I am trying to integrate (x^5)/7680 . exp (-x/2) dx between 0 and 1. I've had various attempts at this and this is what i have done so far....

Taken the 1/7680 outside the integration

Using integation by parts I have assigned u=x^5 and dv/dx = exp(-x/2). when i integrate exp(-x/2) i get v = -2exp(-x/2), and du/dx = 5x^4 - is this correct?

This integration results in....

-2x^5exp(-x/2) - the integral of -8x^4 . exp(-x/2)

which also has a product so i do a series of integration of parts to nock down the power each time to get the solution in terms of a x^5 + x^4 +x^3 etc....

But i mut be doing something wrong as the answer is 1.4x10^-5 and i get 0.189!

I would really appreciate some help on this integration as I've spent so long trying to figure it out and this is my last resort!

Thanks

zxcv784

sorry there is an error in my first post...

after the first integration stage i now get...

-2x^5.exp(-x/2) -integral of -10x^4 . exp(-x/2)

after continuing the integrations my final result is:

-2x^5.exp(-x/2) - 20x^4.exp(-x/2) + 160x^3.exp(-x/2) - 960x^2.exp(-x/2) + 3840x.exp(-x/2) - 7680exp(-x/2)

I have tried to substitue the boundaries into this (x=1 and x=0) but get a minus number so i must have gone wrong somewhere, any ideas?

your help on this is greatly appreciated.

zxcv784

tiny-tim
Homework Helper
Welcome to PF!

Hi zxcv784! Welcome to PF!
-2x^5.exp(-x/2) - 20x^4.exp(-x/2) + 160x^3.exp(-x/2) - 960x^2.exp(-x/2) + 3840x.exp(-x/2) - 7680exp(-x/2)

Shouldn't they all be minuses?

i don't think (because uv - -x = uv + x) so but could be wrong....

even if they were all minuses when i subsitute x=1 into it i get -7679.54 which when divided by 7680 gives -0.999 which is still way off....

any ideas?

tiny-tim
Homework Helper
… even if they were all minuses when i subsitute x=1 into it …

D'uh … what about x = 0 ?

D'uh....when x = 0, and you substiute it into x^n the result is 0.....

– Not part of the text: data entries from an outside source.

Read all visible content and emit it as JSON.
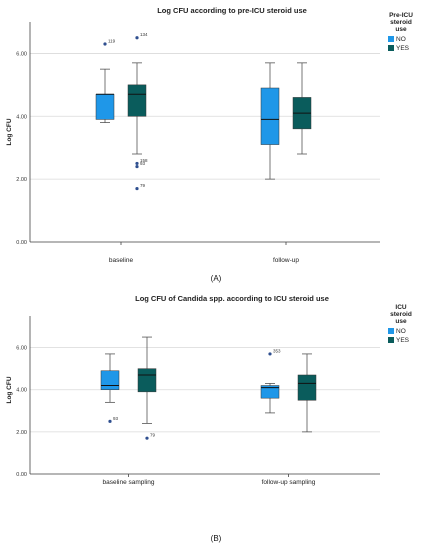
{
  "colors": {
    "no": "#1f97e8",
    "yes": "#0a5c5c",
    "grid": "#d9d9d9",
    "axis": "#444444",
    "outlier": "#2f4f8f"
  },
  "panel_labels": [
    "(A)",
    "(B)"
  ],
  "chart_data": [
    {
      "type": "box",
      "title": "Log CFU according to pre-ICU steroid use",
      "ylabel": "Log CFU",
      "xlabel": "",
      "ylim": [
        0,
        7
      ],
      "yticks": [
        "0.00",
        "2.00",
        "4.00",
        "6.00"
      ],
      "grid": true,
      "legend": {
        "title": [
          "Pre-ICU",
          "steroid",
          "use"
        ],
        "position": "right",
        "entries": [
          "NO",
          "YES"
        ]
      },
      "categories": [
        "baseline",
        "follow-up"
      ],
      "series": [
        {
          "name": "NO",
          "boxes": [
            {
              "min": 3.8,
              "q1": 3.9,
              "median": 4.7,
              "q3": 4.7,
              "max": 5.5,
              "outliers": [
                {
                  "value": 6.3,
                  "label": "119"
                }
              ]
            },
            {
              "min": 2.0,
              "q1": 3.1,
              "median": 3.9,
              "q3": 4.9,
              "max": 5.7,
              "outliers": []
            }
          ]
        },
        {
          "name": "YES",
          "boxes": [
            {
              "min": 2.8,
              "q1": 4.0,
              "median": 4.7,
              "q3": 5.0,
              "max": 5.7,
              "outliers": [
                {
                  "value": 6.5,
                  "label": "134"
                },
                {
                  "value": 2.5,
                  "label": "158"
                },
                {
                  "value": 2.4,
                  "label": "93"
                },
                {
                  "value": 1.7,
                  "label": "79"
                }
              ]
            },
            {
              "min": 2.8,
              "q1": 3.6,
              "median": 4.1,
              "q3": 4.6,
              "max": 5.7,
              "outliers": []
            }
          ]
        }
      ]
    },
    {
      "type": "box",
      "title": "Log CFU of Candida spp. according to ICU steroid use",
      "ylabel": "Log CFU",
      "xlabel": "",
      "ylim": [
        0,
        7.5
      ],
      "yticks": [
        "0.00",
        "2.00",
        "4.00",
        "6.00"
      ],
      "grid": true,
      "legend": {
        "title": [
          "ICU",
          "steroid",
          "use"
        ],
        "position": "right",
        "entries": [
          "NO",
          "YES"
        ]
      },
      "categories": [
        "baseline sampling",
        "follow-up sampling"
      ],
      "series": [
        {
          "name": "NO",
          "boxes": [
            {
              "min": 3.4,
              "q1": 4.0,
              "median": 4.2,
              "q3": 4.9,
              "max": 5.7,
              "outliers": [
                {
                  "value": 2.5,
                  "label": "93"
                }
              ]
            },
            {
              "min": 2.9,
              "q1": 3.6,
              "median": 4.1,
              "q3": 4.2,
              "max": 4.3,
              "outliers": [
                {
                  "value": 5.7,
                  "label": "353"
                }
              ]
            }
          ]
        },
        {
          "name": "YES",
          "boxes": [
            {
              "min": 2.4,
              "q1": 3.9,
              "median": 4.7,
              "q3": 5.0,
              "max": 6.5,
              "outliers": [
                {
                  "value": 1.7,
                  "label": "79"
                }
              ]
            },
            {
              "min": 2.0,
              "q1": 3.5,
              "median": 4.3,
              "q3": 4.7,
              "max": 5.7,
              "outliers": []
            }
          ]
        }
      ]
    }
  ]
}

I would substitute s = x/2 and then your left with

$$\frac{1}{120}\int_0^{1/2} s^5\,e^{-s}\,ds$$

which equals
$$-\frac{1}{120}\left[e^{-s}\cdot P_{5}(s)\right]_0^{\frac{1}{2}}$$

Where P(s) is a polynomial resulting from the integration by parts, which, I believe, can be shown to be in general,

$$P_n(s) = s^n + n\cdot s^{n-1} + n\cdot(n-1)\cdot s^{n-2} \ldots +n!$$

tiny-tim
Homework Helper
D'uh....when x = 0, and you substiute it into x^n the result is 0.....

Even for n = 0?